As my fingers were flipping through today’s papers, my eyes were craned to the pictures the articles embraced. The photo of the man grieving in front of his burned book store summarized the whole article. I looked into his eyes. They were as red as the blood flowing in Baghdad. They were sad and miserable. I kept looking. I didn’t even read the captions. These eyes were speaking, thinking, crying and telling a story, a story of horror, pain and sorrow. The hand comforting him on the shoulders added more stories to what his eyes already said. I knew what these eyes saw. I saw that too. I knew what this hand trying to do. I had mine comforting someone too. I knew how that place looked like because I was there too.
I read the caption and I wish I didn’t. “Mohammed Salman grieves at the site of a book market in Baghdad where a car bomb killed his brother and 37 other people March 5, it read. Yes, it was the last place to die in a dying city which once was the castle of the Arabian Nights. I kept looking and wondered how many people like this man are going through the same feeling.
“After 4 years of war, survey finds a nation fragmented by fear, USA Today’s headline read. Fear. Have you ever experienced it? It’s scary. It makes your heart wants to jump out of its place. It makes all your senses work at once. Your ears hear every drop of water in the sink even though it’s far away. Your eyes become as sharp as Superman’s. You can see the tiniest bug standing on the wall.
Your arms shape themselves in a way that they can help you defend yourself if danger comes closer. Your legs warm up as if they start running. Your nose smells danger. Your mouth watches the words going out of it and your tongue pushes the saliva back to your throat. At the end, these senses either help you survive or let you die. But you can train them. Seriously. However, in Baghdad, you don’t have to do that since they are already trained.
When the bombs started falling four years ago, all my senses were functioning. I even felt the vibration of the floor shaken by bombs. How could I forget that feeling? It shook my mother and let her fall into tears of fear. All her senses were working at that day.
Maybe more than mine and my sister’s. She was listening to every bomb, every artillery shell, every bullet. The sound of sirens freaked her out more than the sound of the bombs. It freaked me out too. Until this moment, I feel the contractions in my heart when I hear it.
Yes, I still hear it. You may be shocked but they are the same sirens American fire stations use when there is emergency. In my first week here, I heard this sound when I was in my friend’s house. Unconsciously, my heart beat so fast that it reminded me with every single bomb and siren I heard in Baghdad. It was the last thing I’ve ever wanted to hear here.
As I opened my eyes this morning, I kept thinking as I was still on bed. I needed to get up to get ready to work but couldn’t but remember how things changed in four years.
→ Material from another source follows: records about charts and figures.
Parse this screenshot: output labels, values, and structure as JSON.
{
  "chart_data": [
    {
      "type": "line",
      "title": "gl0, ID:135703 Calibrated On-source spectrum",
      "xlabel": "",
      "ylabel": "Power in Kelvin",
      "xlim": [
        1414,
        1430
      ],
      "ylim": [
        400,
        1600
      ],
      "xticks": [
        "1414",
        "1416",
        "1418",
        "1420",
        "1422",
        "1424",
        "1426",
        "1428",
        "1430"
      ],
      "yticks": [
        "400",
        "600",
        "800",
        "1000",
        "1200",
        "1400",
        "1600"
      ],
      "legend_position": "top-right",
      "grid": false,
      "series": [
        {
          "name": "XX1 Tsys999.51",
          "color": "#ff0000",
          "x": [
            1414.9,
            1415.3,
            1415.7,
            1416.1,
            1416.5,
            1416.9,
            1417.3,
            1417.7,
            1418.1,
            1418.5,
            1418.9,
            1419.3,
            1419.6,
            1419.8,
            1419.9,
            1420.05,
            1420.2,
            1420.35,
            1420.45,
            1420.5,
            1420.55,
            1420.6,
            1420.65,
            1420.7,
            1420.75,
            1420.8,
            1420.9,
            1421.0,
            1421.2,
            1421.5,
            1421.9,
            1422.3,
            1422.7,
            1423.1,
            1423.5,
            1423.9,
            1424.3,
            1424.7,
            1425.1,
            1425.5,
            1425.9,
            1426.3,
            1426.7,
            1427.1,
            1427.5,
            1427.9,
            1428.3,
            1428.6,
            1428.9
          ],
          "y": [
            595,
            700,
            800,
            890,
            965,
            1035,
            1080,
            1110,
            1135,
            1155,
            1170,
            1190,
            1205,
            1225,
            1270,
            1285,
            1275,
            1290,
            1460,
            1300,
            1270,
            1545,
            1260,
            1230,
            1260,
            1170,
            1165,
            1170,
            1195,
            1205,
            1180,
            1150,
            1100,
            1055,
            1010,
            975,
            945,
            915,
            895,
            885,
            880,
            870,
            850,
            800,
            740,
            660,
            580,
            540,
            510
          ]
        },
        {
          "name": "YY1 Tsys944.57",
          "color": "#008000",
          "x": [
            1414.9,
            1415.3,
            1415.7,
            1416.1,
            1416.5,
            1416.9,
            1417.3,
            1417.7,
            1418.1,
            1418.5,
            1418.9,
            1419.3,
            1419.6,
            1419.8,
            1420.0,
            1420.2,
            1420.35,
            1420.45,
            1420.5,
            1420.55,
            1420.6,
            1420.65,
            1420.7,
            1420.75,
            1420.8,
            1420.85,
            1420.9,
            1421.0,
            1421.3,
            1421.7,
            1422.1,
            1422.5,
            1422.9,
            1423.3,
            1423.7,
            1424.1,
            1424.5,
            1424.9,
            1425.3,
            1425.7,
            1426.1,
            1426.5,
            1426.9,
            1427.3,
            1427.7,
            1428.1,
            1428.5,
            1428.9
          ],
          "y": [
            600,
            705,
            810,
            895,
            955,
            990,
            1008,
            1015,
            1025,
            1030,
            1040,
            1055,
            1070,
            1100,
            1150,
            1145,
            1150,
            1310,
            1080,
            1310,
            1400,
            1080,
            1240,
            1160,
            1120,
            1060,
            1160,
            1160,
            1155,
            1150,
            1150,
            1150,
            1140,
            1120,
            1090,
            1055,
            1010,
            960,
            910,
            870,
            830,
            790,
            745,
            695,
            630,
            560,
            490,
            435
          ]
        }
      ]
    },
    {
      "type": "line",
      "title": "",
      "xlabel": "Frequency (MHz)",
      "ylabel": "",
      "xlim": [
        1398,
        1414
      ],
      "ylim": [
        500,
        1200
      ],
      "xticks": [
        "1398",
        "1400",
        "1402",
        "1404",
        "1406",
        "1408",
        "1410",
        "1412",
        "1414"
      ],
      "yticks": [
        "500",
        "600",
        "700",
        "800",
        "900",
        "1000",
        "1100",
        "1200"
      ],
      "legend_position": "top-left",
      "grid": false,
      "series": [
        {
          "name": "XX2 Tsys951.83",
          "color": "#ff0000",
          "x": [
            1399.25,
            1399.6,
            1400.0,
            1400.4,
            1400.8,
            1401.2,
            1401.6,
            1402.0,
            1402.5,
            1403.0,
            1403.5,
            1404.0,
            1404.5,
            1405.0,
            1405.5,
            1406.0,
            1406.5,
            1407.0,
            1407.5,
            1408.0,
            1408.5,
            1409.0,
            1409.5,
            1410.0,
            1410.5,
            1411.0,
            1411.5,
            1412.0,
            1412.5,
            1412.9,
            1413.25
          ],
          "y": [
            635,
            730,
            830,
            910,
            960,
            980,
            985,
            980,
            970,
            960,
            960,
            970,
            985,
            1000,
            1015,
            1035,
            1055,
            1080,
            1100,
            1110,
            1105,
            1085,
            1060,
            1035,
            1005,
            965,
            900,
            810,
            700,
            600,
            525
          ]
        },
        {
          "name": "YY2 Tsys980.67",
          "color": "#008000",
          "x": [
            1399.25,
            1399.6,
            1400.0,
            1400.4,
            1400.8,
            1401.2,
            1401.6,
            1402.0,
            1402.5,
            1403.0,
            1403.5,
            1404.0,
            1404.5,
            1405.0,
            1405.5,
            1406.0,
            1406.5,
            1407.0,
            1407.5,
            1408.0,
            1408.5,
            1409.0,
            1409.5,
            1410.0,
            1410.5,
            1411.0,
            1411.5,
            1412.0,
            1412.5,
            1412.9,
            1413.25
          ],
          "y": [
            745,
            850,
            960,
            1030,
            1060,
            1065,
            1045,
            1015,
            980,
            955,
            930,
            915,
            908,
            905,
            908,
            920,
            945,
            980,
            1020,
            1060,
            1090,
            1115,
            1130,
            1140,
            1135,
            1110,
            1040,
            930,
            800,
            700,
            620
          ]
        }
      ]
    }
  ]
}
Upside down, all I could describe. Four years, one, two, three, four, I counted. Wow! Four years of my life. I didn’t feel them. They ran so quickly. I recalled the end of my college senior year, my job, my father return from Libya, my sister’s wedding, my mother’s car bomb survival, my friend’s mother car bomb death, my friend’s desperation, Saddam’s execution, the elections, the referendum etc.
Above all I remembered the sense of fear. I recalled how horrified I used to be every single day walking in the streets, sitting at home, going to work. I recalled the dead bodies I used to see almost every day, the pieces of flesh, the blood pools, the cut legs, arms and heads. Could I forget the things I saw at the Baghdad morgue? Of course, not. They are built-in my brain like the motherboard in a laptop.
Although I lost a lot, but I gained a lot too. Strength, will to live, experience, courage, and feelings for others are things I gained. Above all, I gained a precious thing, loyalty and more love to my country.
Today marks the fourth anniversary of the U.S.-led invasion to Iraq. A sad and happy memory for many people. None of us-Iraqi and American people-wanted the war to go in this direction. We dreamed of peace and real democracy but our leaders let us down.